Scuba divers in California are continuing to pull bodies from the wreckage of a scuba boat after it caught fire, killing at least 25 of its 39 passengers.
Reuters reports the details surrounding the origins of the fire are still unclear, but five of its crew members were able to flee safely while most of the passengers slept in the below corridors:
The Santa Barbara sheriff had earlier confirmed eight people had died after a fire broke out aboard the Conception, a 75-foot boat, at about 3:15 a.m. (10:15 GMT) on Monday while it was moored just off the shore of Santa Cruz Island.
The Conception had embarked for California’s Channel Islands on Saturday morning with 39 people on board. Five crew members who were above deck on the bridge escaped the fire as passengers slept in the ship’s lower quarters.
“This isn’t a day that we wanted to wake up to for Labor Day and it’s a very tragic event,” Coast Guard Captain Monica Rochester told a news conference earlier on Monday, saying the search would continue throughout the night.
The Washington Examiner adds:
Nine people are still considered missing, however authorities maintained little hope that they would be found alive. Four bodies were initially recovered earlier in the day on Monday with injuries consistent with drowning. Four more bodies were confirmed to be on the ocean floor underneath the burned wreckage of the ship, a commercial scuba diving vessel known as “Conception.”
Authorities recovered 16 more bodies from the water later in the day on Monday and confirmed that at least five were deceased on the ocean floor.

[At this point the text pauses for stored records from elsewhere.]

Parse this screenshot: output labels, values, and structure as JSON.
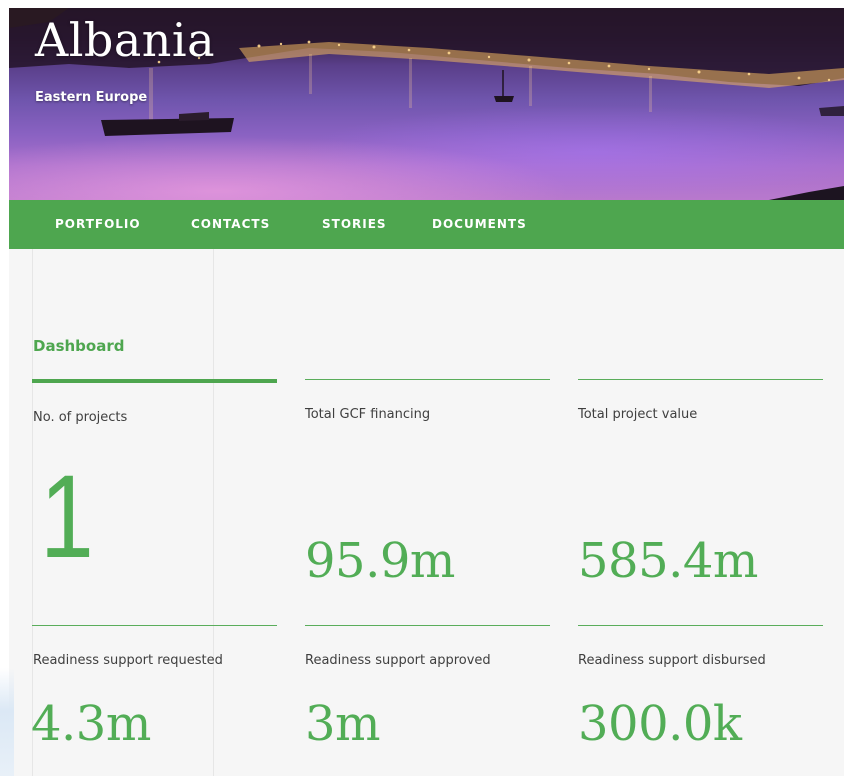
{
  "hero": {
    "title": "Albania",
    "subtitle": "Eastern Europe"
  },
  "nav": {
    "items": [
      {
        "label": "PORTFOLIO"
      },
      {
        "label": "CONTACTS"
      },
      {
        "label": "STORIES"
      },
      {
        "label": "DOCUMENTS"
      }
    ]
  },
  "dashboard": {
    "heading": "Dashboard",
    "stats": [
      {
        "label": "No. of projects",
        "value": "1"
      },
      {
        "label": "Total GCF financing",
        "value": "95.9m"
      },
      {
        "label": "Total project value",
        "value": "585.4m"
      },
      {
        "label": "Readiness support requested",
        "value": "4.3m"
      },
      {
        "label": "Readiness support approved",
        "value": "3m"
      },
      {
        "label": "Readiness support disbursed",
        "value": "300.0k"
      }
    ]
  },
  "colors": {
    "brand_green": "#4ea64f",
    "value_green": "#52ad56",
    "content_background": "#f6f6f6"
  }
}
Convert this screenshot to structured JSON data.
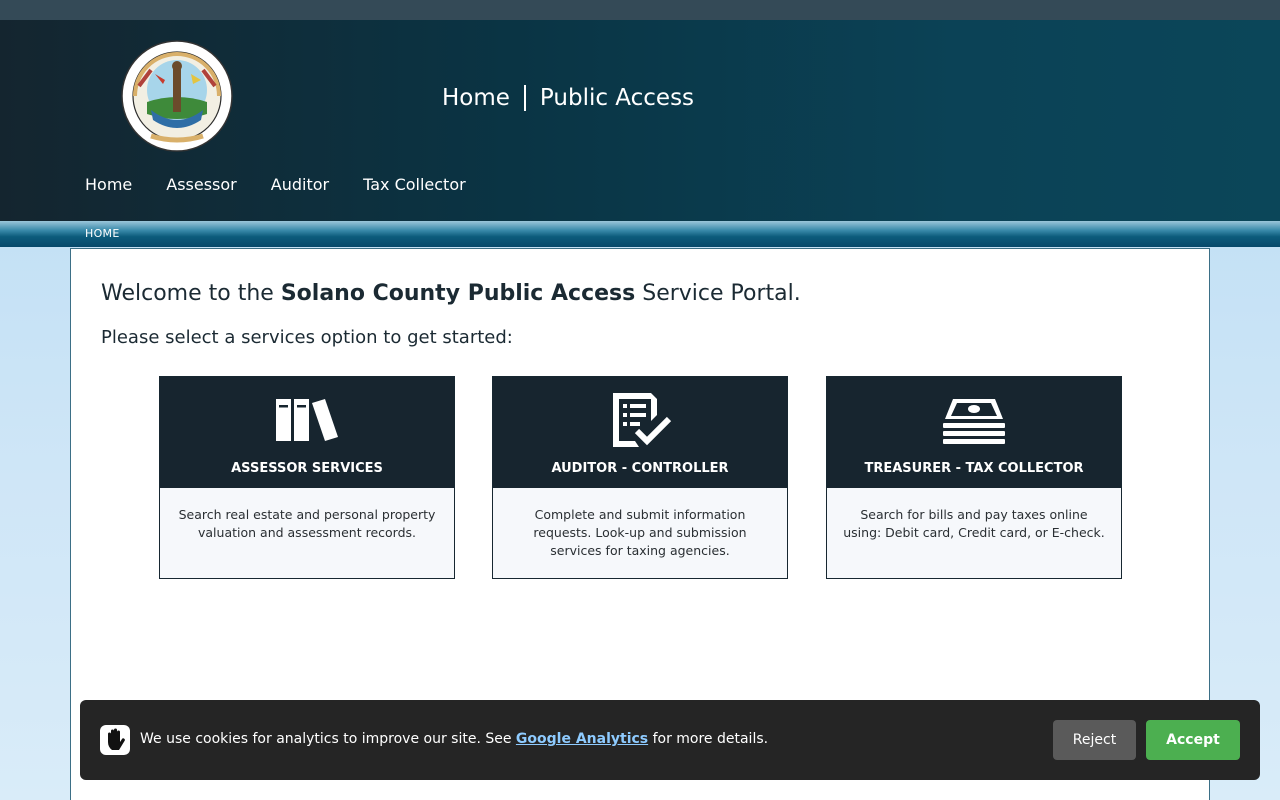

— Reuters Top News (@Reuters) September 3, 2019
According to the Reuters report, these survivors swam to a fishing boat, seeking help from its owners, Bob and Shirley Hansen:
The surviving crew members sought refuge on a fishing boat moored a few hundred feet away, banging on the side to wake up Bob Hansen and his wife, who were sleeping onboard.
“When we looked out, the other boat was totally engulfed in flames, from stem to stern,” Hansen said in an interview with the New York Times. “There were these explosions every few beats. You can’t prepare yourself for that. It was horrendous.”
Scuba or propane tanks on the Conception may have exploded in the fire, but that had not been confirmed, Brown said, adding it was unclear if there was an initial explosion that caused the fire.
After borrowing clothes from the Hansens, some crew members headed back toward the Conception to look for survivors without luck, Hansen said.
More than two dozen people are confirmed dead after a fire on a commercial scuba diving vessel off the coast of California.
Nearly 10 more are still missing.
Here's the latest: https://t.co/I1S7sXre9T
— Washington Examiner (@dcexaminer) September 3, 2019
California Senator Diane Feinstein responded to the fire, lamenting the safety regulations in place were unable to prevent these deaths.
“It’s inconceivable that with all the safety regulations we have in place today, a fire on a boat can lead to the loss of life we saw this morning,” she said as Reuters reports. “And we need to understand exactly how the crew was trained and, if they were awake and above-deck, why they were unable to alert or help rescue passengers.”